Kristoff K. Roll & Daunik Lazro – Chants du Milieu (Creative Sources, 2013) ****
Chants du Milieu sounds like Daunik Lazro playing himself down through the nine circles of Hell. The duo of Kristoff K. Roll create electroacoustic environments that sound like field recordings of imaginary places or dreams, with Lazro’s baritone pushing through as though he’s there, playing from the sidelines of a slightly unsettling dream that’s just too interesting to wake up from. Lazro is fully present in grating, blustery form, never anything less than passionate, and for a few moments in the title track, achingly beautiful. The range here is dizzying, the gravelly tone of Lazro’s saxophone the only constant in a shifting field of familiar and unfamiliar noises. A fascinating, disorienting 40 minutes of music.
Streifenjunko – Sval Torv (Sofa, 2012) ***
Streifenjunko are a duo of tenor sax and trumpet who use extended technique as the starting point for their pulsing, ambient music, rather than as a tool for coloring more “typical” improvisation. Exactly how much of the double LP Sval Torv is improvised is not clear though, and while it definitely figures into their methodology, it seems likely that it’s used to develop material for compositions. “Våren har aldri begynt så bra” is a gorgeous piece, with a lyrical, quavering trumpet line delivered over a rhythmic sax motif. “Vexselsvev” and “Evig din” are delicious hunks of drone that showcase the incredible synergy and concentration shared by Eivind Lønning and Espen Reinertsen.
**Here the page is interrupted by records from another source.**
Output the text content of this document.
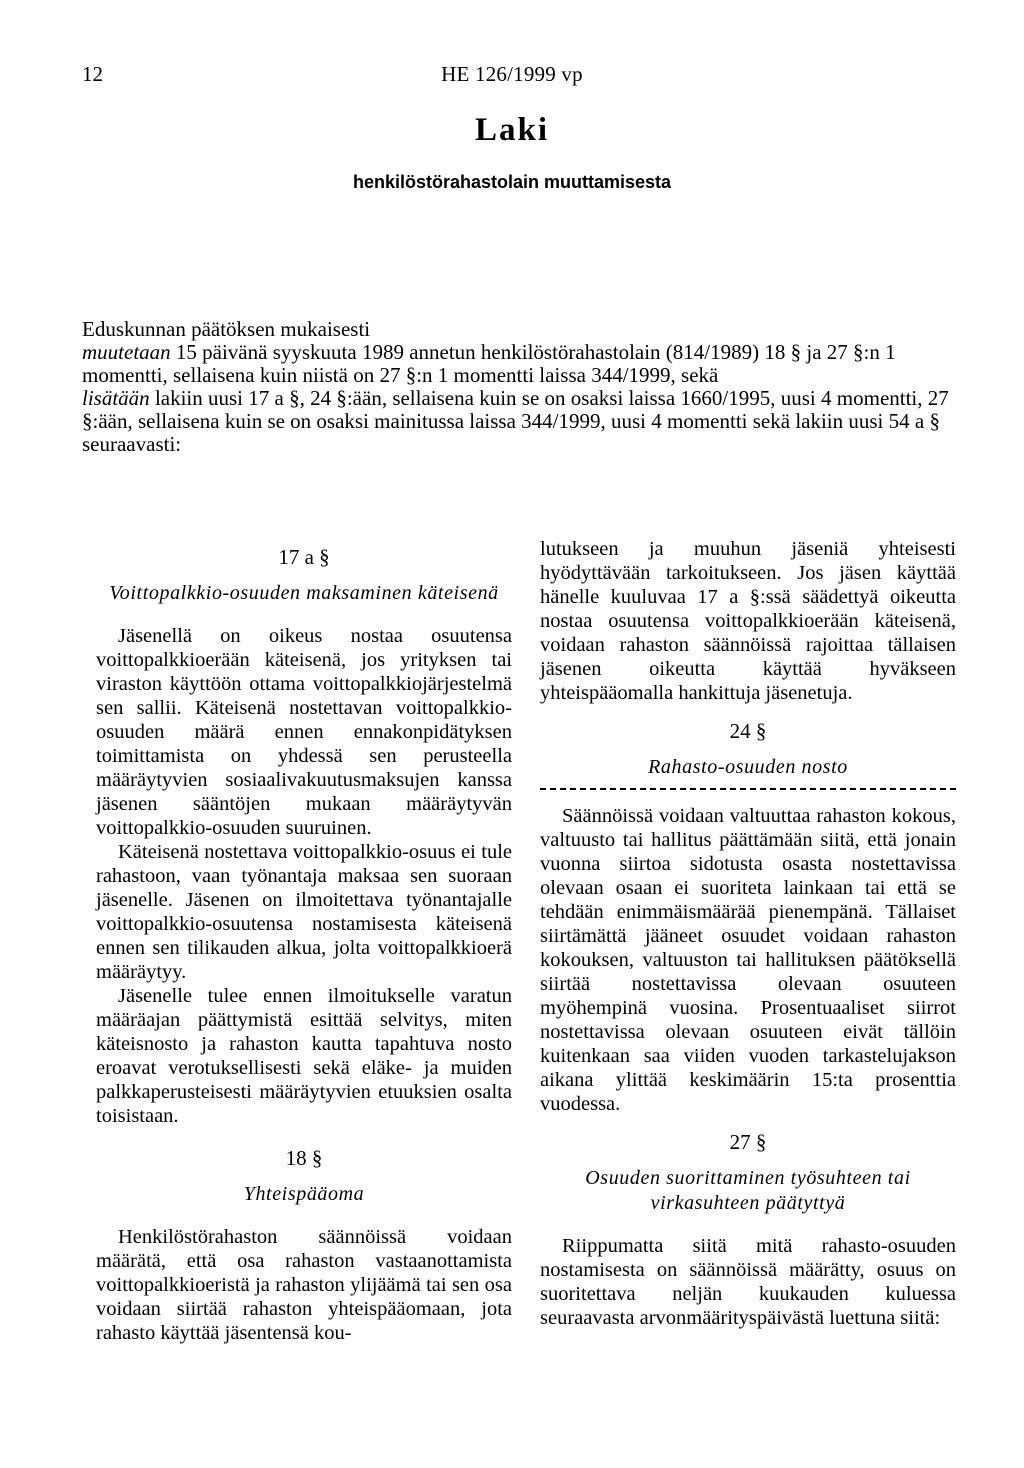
12	HE 126/1999 vp
Laki
henkilöstörahastolain muuttamisesta

Eduskunnan päätöksen mukaisesti

muutetaan 15 päivänä syyskuuta 1989 annetun henkilöstörahastolain (814/1989) 18 § ja 27 §:n 1 momentti, sellaisena kuin niistä on 27 §:n 1 momentti laissa 344/1999, sekä

lisätään lakiin uusi 17 a §, 24 §:ään, sellaisena kuin se on osaksi laissa 1660/1995, uusi 4 momentti, 27 §:ään, sellaisena kuin se on osaksi mainitussa laissa 344/1999, uusi 4 momentti sekä lakiin uusi 54 a § seuraavasti:

17 a §
Voittopalkkio-osuuden maksaminen käteisenä

Jäsenellä on oikeus nostaa osuutensa voittopalkkioerään käteisenä, jos yrityksen tai viraston käyttöön ottama voittopalkkiojärjestelmä sen sallii. Käteisenä nostettavan voittopalkkio-osuuden määrä ennen ennakonpidätyksen toimittamista on yhdessä sen perusteella määräytyvien sosiaalivakuutusmaksujen kanssa jäsenen sääntöjen mukaan määräytyvän voittopalkkio-osuuden suuruinen.

Käteisenä nostettava voittopalkkio-osuus ei tule rahastoon, vaan työnantaja maksaa sen suoraan jäsenelle. Jäsenen on ilmoitettava työnantajalle voittopalkkio-osuutensa nostamisesta käteisenä ennen sen tilikauden alkua, jolta voittopalkkioerä määräytyy.

Jäsenelle tulee ennen ilmoitukselle varatun määräajan päättymistä esittää selvitys, miten käteisnosto ja rahaston kautta tapahtuva nosto eroavat verotuksellisesti sekä eläke- ja muiden palkkaperusteisesti määräytyvien etuuksien osalta toisistaan.

18 §
Yhteispääoma

Henkilöstörahaston säännöissä voidaan määrätä, että osa rahaston vastaanottamista voittopalkkioeristä ja rahaston ylijäämä tai sen osa voidaan siirtää rahaston yhteispääomaan, jota rahasto käyttää jäsentensä kou-

lutukseen ja muuhun jäseniä yhteisesti hyödyttävään tarkoitukseen. Jos jäsen käyttää hänelle kuuluvaa 17 a §:ssä säädettyä oikeutta nostaa osuutensa voittopalkkioerään käteisenä, voidaan rahaston säännöissä rajoittaa tällaisen jäsenen oikeutta käyttää hyväkseen yhteispääomalla hankittuja jäsenetuja.

24 §
Rahasto-osuuden nosto

Säännöissä voidaan valtuuttaa rahaston kokous, valtuusto tai hallitus päättämään siitä, että jonain vuonna siirtoa sidotusta osasta nostettavissa olevaan osaan ei suoriteta lainkaan tai että se tehdään enimmäismäärää pienempänä. Tällaiset siirtämättä jääneet osuudet voidaan rahaston kokouksen, valtuuston tai hallituksen päätöksellä siirtää nostettavissa olevaan osuuteen myöhempinä vuosina. Prosentuaaliset siirrot nostettavissa olevaan osuuteen eivät tällöin kuitenkaan saa viiden vuoden tarkastelujakson aikana ylittää keskimäärin 15:ta prosenttia vuodessa.

27 §
Osuuden suorittaminen työsuhteen tai virkasuhteen päätyttyä

Riippumatta siitä mitä rahasto-osuuden nostamisesta on säännöissä määrätty, osuus on suoritettava neljän kuukauden kuluessa seuraavasta arvonmäärityspäivästä luettuna siitä:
A unique album, even if it is a bit of a slog to get through both LPs.
Chris Abrahams & Lucio Capece – None of Them Would Remember It That Way (Mikroton, 2012) **½
Chris Abrahams is of course best known for his work with marathon out-jazzers the Necks, but his work in other contexts often takes on a quite different hue. Here he greatly restrains himself on synthesizer, floating along with Capece’s explorations of the subtlest changes in breath and tone. There’s a lot of open space here, and a lot to miss if you don’t listen closely. Though the long pieces “Ring Road” and “Southern Patterns” raise their voices at times, only the short closer “All the Oceans Between” has much of a corporeal feel. The rest is as delicate as breath itself, even the parts that emanate from machinery that’s as far removed from breathing as one could hope to get.
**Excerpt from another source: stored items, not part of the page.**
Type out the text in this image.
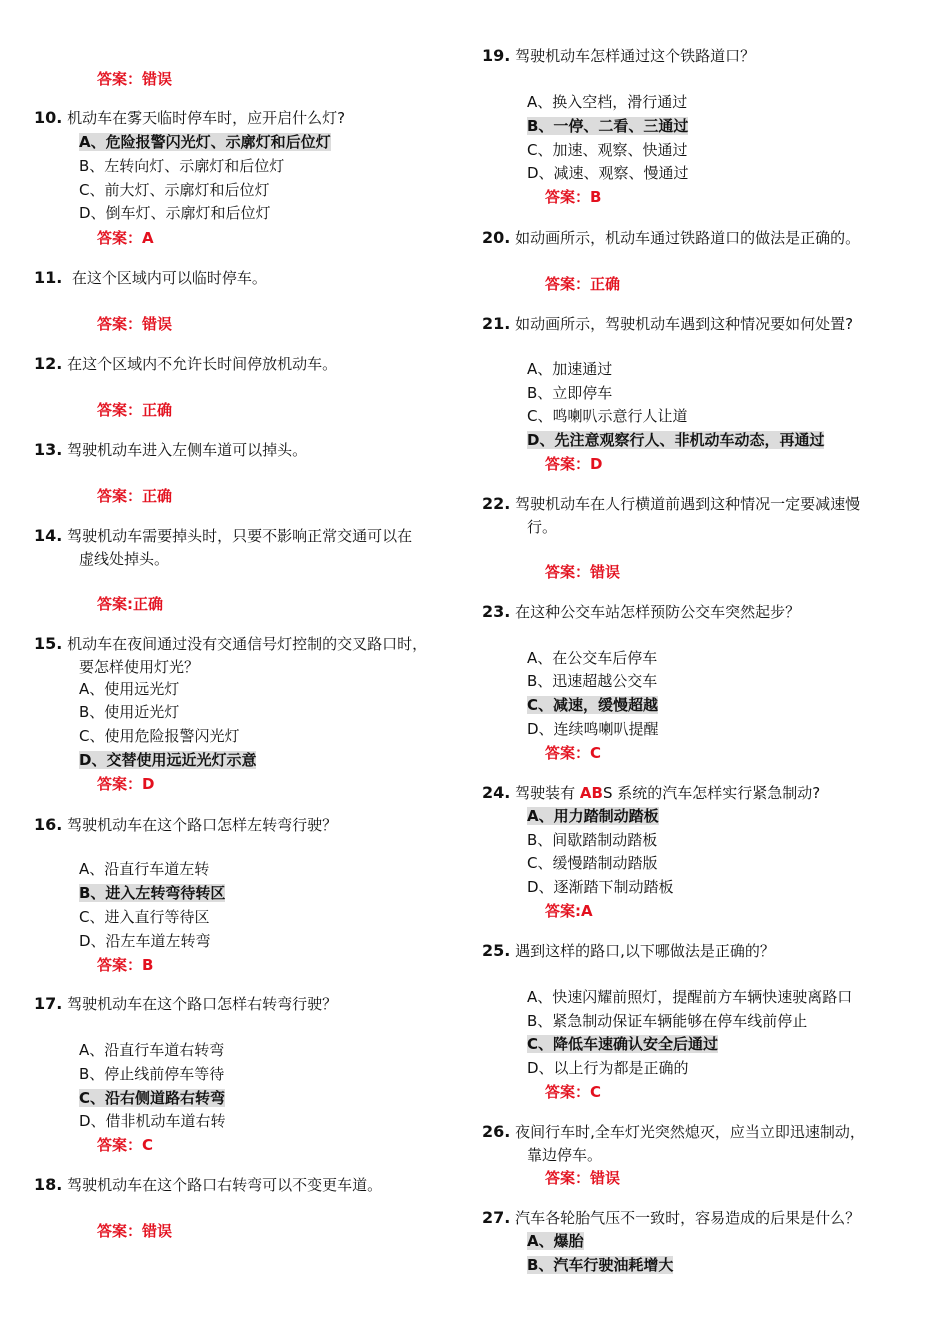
答案：错误
10. 机动车在雾天临时停车时，应开启什么灯?
A、危险报警闪光灯、示廓灯和后位灯
B、左转向灯、示廓灯和后位灯
C、前大灯、示廓灯和后位灯
D、倒车灯、示廓灯和后位灯
答案：A
11. 在这个区域内可以临时停车。
答案：错误
12. 在这个区域内不允许长时间停放机动车。
答案：正确
13. 驾驶机动车进入左侧车道可以掉头。
答案：正确
14. 驾驶机动车需要掉头时，只要不影响正常交通可以在
虚线处掉头。
答案:正确
15. 机动车在夜间通过没有交通信号灯控制的交叉路口时，
要怎样使用灯光？
A、使用远光灯
B、使用近光灯
C、使用危险报警闪光灯
D、交替使用远近光灯示意
答案：D
16. 驾驶机动车在这个路口怎样左转弯行驶？
A、沿直行车道左转
B、进入左转弯待转区
C、进入直行等待区
D、沿左车道左转弯
答案：B
17. 驾驶机动车在这个路口怎样右转弯行驶？
A、沿直行车道右转弯
B、停止线前停车等待
C、沿右侧道路右转弯
D、借非机动车道右转
答案：C
18. 驾驶机动车在这个路口右转弯可以不变更车道。
答案：错误
19. 驾驶机动车怎样通过这个铁路道口？
A、换入空档，滑行通过
B、一停、二看、三通过
C、加速、观察、快通过
D、减速、观察、慢通过
答案：B
20. 如动画所示，机动车通过铁路道口的做法是正确的。
答案：正确
21. 如动画所示，驾驶机动车遇到这种情况要如何处置?
A、加速通过
B、立即停车
C、鸣喇叭示意行人让道
D、先注意观察行人、非机动车动态，再通过
答案：D
22. 驾驶机动车在人行横道前遇到这种情况一定要减速慢
行。
答案：错误
23. 在这种公交车站怎样预防公交车突然起步？
A、在公交车后停车
B、迅速超越公交车
C、减速，缓慢超越
D、连续鸣喇叭提醒
答案：C
24. 驾驶装有 ABS 系统的汽车怎样实行紧急制动?
A、用力踏制动踏板
B、间歇踏制动踏板
C、缓慢踏制动踏版
D、逐渐踏下制动踏板
答案:A
25. 遇到这样的路口,以下哪做法是正确的？
A、快速闪耀前照灯，提醒前方车辆快速驶离路口
B、紧急制动保证车辆能够在停车线前停止
C、降低车速确认安全后通过
D、以上行为都是正确的
答案：C
26. 夜间行车时,全车灯光突然熄灭，应当立即迅速制动，
靠边停车。
答案：错误
27. 汽车各轮胎气压不一致时，容易造成的后果是什么？
A、爆胎
B、汽车行驶油耗增大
Barbara Romen, Gunter Schneider, Kai Fagaschinski – Here Comes the Sun (Mikroton, 2012) ****
Here Comes the Sun is a long, moody record, an hour of improvisations with no clearly defined rhythm, but always a sense of trajectory; movement is created through tension and color. The music is delicate and unhurried, long drapes of sound, or at times sparkling fields of notes, like light on water. Hammered dulcimer is not a particularly common instrument in free improvisation, but Romen deploys it to great effect, evoking harps, humming oscillators, even muted piano at times. The dulcimer and Schneider’s guitar coast along Fagaschinski’s pure clarinet, creating utterly beautiful, immersive music. “Who’s There?” asks the opening track. Some formidable improvisers, I’d say.